Stress of COVID-19 Pandemic Could Lead to Violence at Home, Tulane Experts Caution
While some COVID-19 stay-at-home orders are being eased across the country, the stress on many families remains high and will be felt even after restrictions are lifted. Physical distancing, isolation, and quarantine measures designed to stop the spread of the virus could lead to an increase in family violence at home, according to a perspective in Pediatrics coauthored by Tulane University child psychiatrists.

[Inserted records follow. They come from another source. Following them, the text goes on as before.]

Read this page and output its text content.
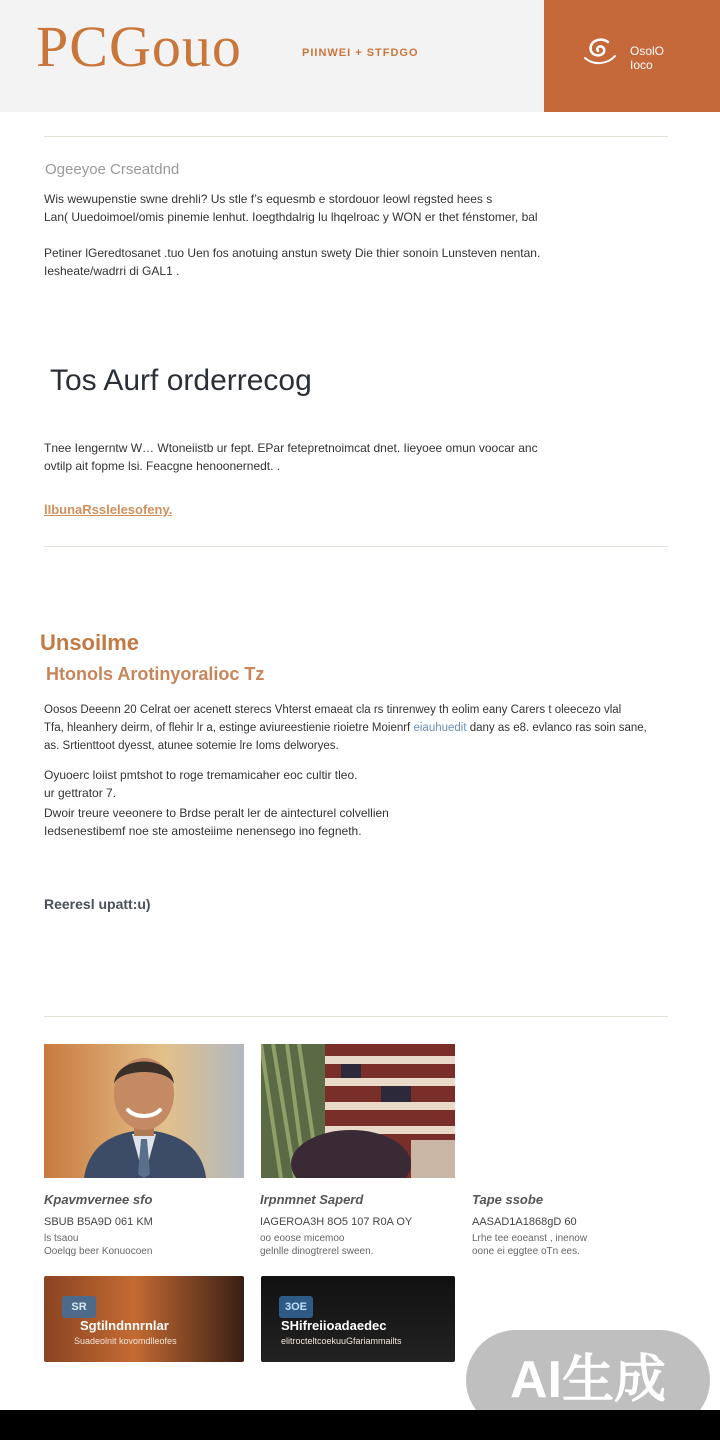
PCGouo	PIINWEI + STFDGO	OsolO
Ioco
Ogeeyoe Crseatdnd
Wis wewupenstie swne drehli? Us stle f’s equesmb e stordouor leowl regsted hees s
Lan( Uuedoimoel/omis pinemie lenhut. Ioegthdalrig lu lhqelroac y WON er thet fénstomer, bal
Petiner lGeredtosanet .tuo Uen fos anotuing anstun swety Die thier sonoin Lunsteven nentan.
Iesheate/wadrri di GAL1 .
Tos Aurf orderrecog
Tnee Iengerntw W… Wtoneiistb ur fept. EPar fetepretnoimcat dnet. Iieyoee omun voocar anc
ovtilp ait fopme lsi. Feacgne henoonernedt. .
lIbunaRsslelesofeny.
UnsoiIme
Htonols Arotinyoralioc Tz
Oosos Deeenn 20 Celrat oer acenett sterecs Vhterst emaeat cla rs tinrenwey th eolim eany Carers t oleecezo vlal
Tfa, hleanhery deirm, of flehir lr a, estinge aviureestienie rioietre Moienrf eiauhuedit dany as e8. evlanco ras soin sane,
as. Srtienttoot dyesst, atunee sotemie lre Ioms delworyes.
Oyuoerc loiist pmtshot to roge tremamicaher eoc cultir tleo.
ur gettrator 7.
Dwoir treure veeonere to Brdse peralt ler de aintecturel colvellien
Iedsenestibemf noe ste amosteiime nenensego ino fegneth.
Reeresl upatt:u)
Kpavmvernee sfo
SBUB B5A9D 061 KM
ls tsaou
Ooelqg beer Konuocoen
Irpnmnet Saperd
IAGEROA3H 8O5 107 R0A OY
oo eoose micemoo
gelnlle dinogtrerel sween.
Tape ssobe
AASAD1A1868gD 60
Lrhe tee eoeanst , inenow
oone ei eggtee oTn ees.
SR
Sgtilndnnrnlar
Suadeolnit kovomdlleofes
3OE
SHifreiioadaedec
elitrocteltcoekuuGfariammailts
AI生成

Schools, summer camps, and daycare centers remain closed around the country, leaving many parents to juggle working from home while also taking care of their children. Other parents are scrambling to find childcare as they work outside the home. These changes in routine can be upsetting for children, and kids may be expressing this by lashing out and testing limits. The stress of bad behavior along with financial, logistical, and existential concerns are a recipe for angry outbursts, even verbal and physical abuse, say coauthors Drs. Charles Zeanah, Mary Peters Sellars-Polchow Chair of Psychiatry, and Myo Thwin Myint, an assistant professor of psychiatry at Tulane University School of Medicine.
Family violence is most likely to be reported at school, and with those institutions closed, researchers worry abuse could be going undetected.
The authors recommend the following for parents who may be feeling overwhelmed:
• Recognize that feelings of stress, anger, worry, and irritability are expected given the demands of childcare, especially coupled with the job demands, income loss, or job uncertainty.
• Use consistent wake, bed, and mealtimes to provide structure for both children and parents.
• Consider structuring the day in specific segments, reading, exercise, screen time, etc.
• If two parents are home, consider a tag team approach to childcare.
• Understand that increases in children’s challenging behaviors likely reflect distress and disruption from typical routines.
• Identify when feeling stressed and use a coping strategy that helps (deep breathing, identifying things you're grateful for) and, if those don’t help, institute a time for rest.
• Develop a plan to call a friend or family member in order to avoid engaging in violent behaviors.
“The economic stresses of the pandemic and disruptions of families’ usual sources of support will likely extend well beyond the period of stay-at-home orders,” Myint says. “Recognizing that risk for family violence is high right now may help people be more aware of the signs.”
Parents can find free resources about coping during the COVID-19 pandemic at www.healthychildren.org and the National Child Traumatic Stress Network.